One day our professor turned to the class and asked a question which I will never forget. “Who do you think is able to make more damage – a bad teacher or a bad doctor?”. The whole class answered what seemed obvious: The doctor. The professor asked why and we all said that a doctor’s mistake could cost lives while a teacher’s mistake can just make a person not understand some subject.
The right answer is the bad teacher and it’s simple to understand why: While a bad doctor will make the mistake a couple of times before his license will be revoked, a bad teacher can stay in the school for decades teaching badly, damaging the education of hundreds of students. In the end, we would have many uneducated people wandering around the job market. And, in the best case scenario, the bad teacher will have his license revoked only after an entire year of work with, for example, 40 students.
We were all surprised with the explanation and we understood at that moment how important a good education is.
Now, I believe you might be confused about why I mentioned that an executive not needing philosophy is a horrible mistake. Let me explain.
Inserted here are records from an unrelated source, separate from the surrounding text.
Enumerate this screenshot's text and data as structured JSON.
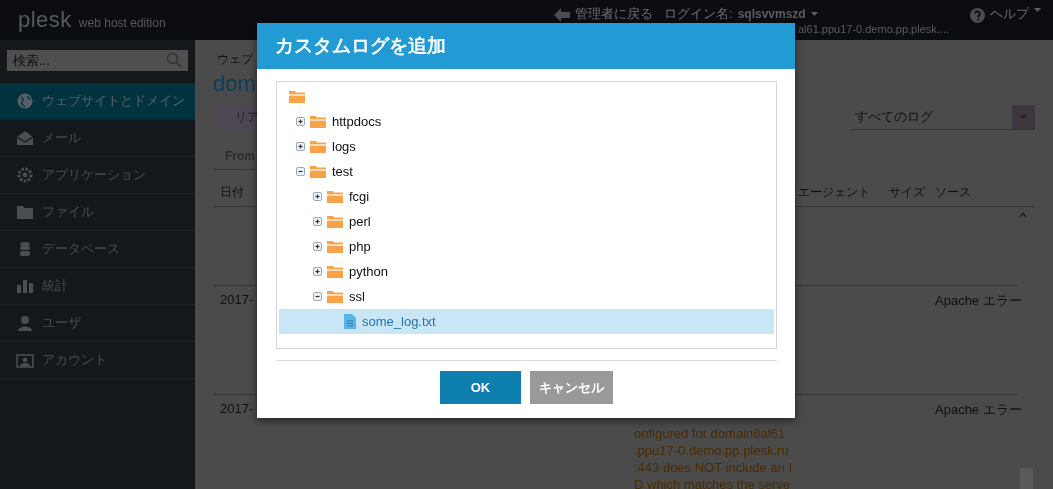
{
  "header": {
    "logo": "plesk",
    "edition": "web host edition",
    "back_link": "管理者に戻る",
    "login_label": "ログイン名:",
    "login_user": "sqlsvvmszd",
    "subscription": "al61.ppu17-0.demo.pp.plesk....",
    "help": "ヘルプ"
  },
  "sidebar": {
    "search": {
      "placeholder": "検索..."
    },
    "items": [
      {
        "label": "ウェブサイトとドメイン",
        "selected": true
      },
      {
        "label": "メール",
        "selected": false
      },
      {
        "label": "アプリケーション",
        "selected": false
      },
      {
        "label": "ファイル",
        "selected": false
      },
      {
        "label": "データベース",
        "selected": false
      },
      {
        "label": "統計",
        "selected": false
      },
      {
        "label": "ユーザ",
        "selected": false
      },
      {
        "label": "アカウント",
        "selected": false
      }
    ]
  },
  "main": {
    "breadcrumb": "ウェブ",
    "title": "dom",
    "toolbar_button": "リア",
    "filter_tab": "From",
    "log_select": "すべてのログ",
    "table": {
      "columns": [
        {
          "label": "日付"
        },
        {
          "label": "エージェント"
        },
        {
          "label": "サイズ"
        },
        {
          "label": "ソース"
        }
      ],
      "rows": [
        {
          "date": "2017-",
          "source": "Apache エラー"
        },
        {
          "date": "2017-",
          "source": "Apache エラー",
          "message": "onfigured for domain8al61\n.ppu17-0.demo.pp.plesk.ru\n:443 does NOT include an I\nD which matches the serve"
        }
      ]
    }
  },
  "dialog": {
    "title": "カスタムログを追加",
    "tree": [
      {
        "kind": "folder",
        "selected": false,
        "children": [
          {
            "kind": "folder",
            "name": "httpdocs",
            "expanded": false,
            "selected": false
          },
          {
            "kind": "folder",
            "name": "logs",
            "expanded": false,
            "selected": false
          },
          {
            "kind": "folder",
            "name": "test",
            "expanded": true,
            "selected": false,
            "children": [
              {
                "kind": "folder",
                "name": "fcgi",
                "expanded": false,
                "selected": false
              },
              {
                "kind": "folder",
                "name": "perl",
                "expanded": false,
                "selected": false
              },
              {
                "kind": "folder",
                "name": "php",
                "expanded": false,
                "selected": false
              },
              {
                "kind": "folder",
                "name": "python",
                "expanded": false,
                "selected": false
              },
              {
                "kind": "folder",
                "name": "ssl",
                "expanded": true,
                "selected": false,
                "children": [
                  {
                    "kind": "file",
                    "name": "some_log.txt",
                    "selected": true
                  }
                ]
              }
            ]
          }
        ]
      }
    ],
    "buttons": [
      {
        "label": "OK",
        "kind": "primary"
      },
      {
        "label": "キャンセル",
        "kind": "secondary"
      }
    ]
  }
}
Philosophy is the study of problems related with existence, moral values, knowledge and the mind. The advantage of the philosophical thought is the way the problems are treated. Mostly the philosophical thought is overloaded of logic and rational thought, which differ itself from the religious thought. And what an executive must be in order to succeed?
Logic and rational.
Mostly, in the corporate world, the companies are targeting the “bad doctors” – those professionals who didn’t bring results. For example: Developers who were unable to deliver some project; Designers, who couldn’t finish some art in the way the client wanted; Testers who couldn’t identify some bug in the project. And so on. Firing any of them would be just the easy way to solve the problem but, since we should be logic and rational, there are some points that we should consider. After all, philosophy teaches us how to deal with any situation – personal or professional:
- Why were they hired if they lacked knowledge?
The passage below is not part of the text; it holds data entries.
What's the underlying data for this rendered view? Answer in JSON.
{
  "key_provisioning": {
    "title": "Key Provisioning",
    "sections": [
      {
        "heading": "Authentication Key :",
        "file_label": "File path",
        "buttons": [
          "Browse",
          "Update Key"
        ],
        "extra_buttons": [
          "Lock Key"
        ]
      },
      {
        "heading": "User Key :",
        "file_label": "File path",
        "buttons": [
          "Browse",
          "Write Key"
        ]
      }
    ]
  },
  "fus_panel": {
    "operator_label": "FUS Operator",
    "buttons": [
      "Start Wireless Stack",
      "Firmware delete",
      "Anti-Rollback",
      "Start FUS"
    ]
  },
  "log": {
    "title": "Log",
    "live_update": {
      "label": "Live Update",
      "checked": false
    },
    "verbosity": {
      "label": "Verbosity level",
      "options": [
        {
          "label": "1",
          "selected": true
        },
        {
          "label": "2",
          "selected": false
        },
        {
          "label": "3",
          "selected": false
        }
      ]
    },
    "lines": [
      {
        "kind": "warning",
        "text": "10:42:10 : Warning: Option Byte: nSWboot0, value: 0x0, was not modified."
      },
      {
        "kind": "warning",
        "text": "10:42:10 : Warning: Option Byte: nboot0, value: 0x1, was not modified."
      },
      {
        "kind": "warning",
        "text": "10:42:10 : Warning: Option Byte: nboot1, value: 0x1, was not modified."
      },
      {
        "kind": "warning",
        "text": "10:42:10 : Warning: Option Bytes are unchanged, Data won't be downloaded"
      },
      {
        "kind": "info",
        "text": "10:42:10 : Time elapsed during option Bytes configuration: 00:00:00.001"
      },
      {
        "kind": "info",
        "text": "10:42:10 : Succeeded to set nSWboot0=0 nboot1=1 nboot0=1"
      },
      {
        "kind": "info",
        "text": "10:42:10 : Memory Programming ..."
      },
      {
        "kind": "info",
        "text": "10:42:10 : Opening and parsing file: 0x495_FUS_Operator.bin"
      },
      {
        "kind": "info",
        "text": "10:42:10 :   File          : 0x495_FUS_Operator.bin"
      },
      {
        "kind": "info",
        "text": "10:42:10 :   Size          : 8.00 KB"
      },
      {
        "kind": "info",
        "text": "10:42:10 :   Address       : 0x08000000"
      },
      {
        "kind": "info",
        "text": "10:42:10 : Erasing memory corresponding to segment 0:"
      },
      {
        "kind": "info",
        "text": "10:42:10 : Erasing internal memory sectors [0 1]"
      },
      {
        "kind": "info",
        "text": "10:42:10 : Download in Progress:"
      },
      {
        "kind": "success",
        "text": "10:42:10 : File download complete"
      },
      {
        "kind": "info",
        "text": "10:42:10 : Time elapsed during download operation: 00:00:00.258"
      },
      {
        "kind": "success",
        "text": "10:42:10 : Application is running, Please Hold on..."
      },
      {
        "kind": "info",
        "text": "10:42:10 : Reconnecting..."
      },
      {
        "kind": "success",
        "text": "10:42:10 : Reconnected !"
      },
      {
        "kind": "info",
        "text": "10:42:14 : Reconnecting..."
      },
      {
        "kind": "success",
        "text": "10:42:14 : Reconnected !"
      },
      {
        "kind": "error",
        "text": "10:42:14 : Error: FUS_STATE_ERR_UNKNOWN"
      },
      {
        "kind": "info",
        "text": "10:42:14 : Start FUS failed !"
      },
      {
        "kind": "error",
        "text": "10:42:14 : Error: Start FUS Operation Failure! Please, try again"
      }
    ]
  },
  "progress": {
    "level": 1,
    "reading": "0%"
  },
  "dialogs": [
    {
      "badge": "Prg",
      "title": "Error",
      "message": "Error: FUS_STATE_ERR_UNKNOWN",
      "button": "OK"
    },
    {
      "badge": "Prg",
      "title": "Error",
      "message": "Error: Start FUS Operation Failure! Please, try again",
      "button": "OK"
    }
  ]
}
- How did they get the materials/documentation? And from who?
- Was the environment good for them to work?
- Does the department have high number of hires and dismissals?
As you can see it’s no easy task to identify the problem. If I would be in this position I’d start to investigate the department itself. In that way I could:
- Be sure they really had the knowledge to join the company
- Check if the materials/documentation was giving full condition for a good work
- Know if the environment was motivating enough for success
- Check if the department has a low rate of hires/dismissals
Why? Because it could be a case of “bad teacher”. Or bad management, if you prefer.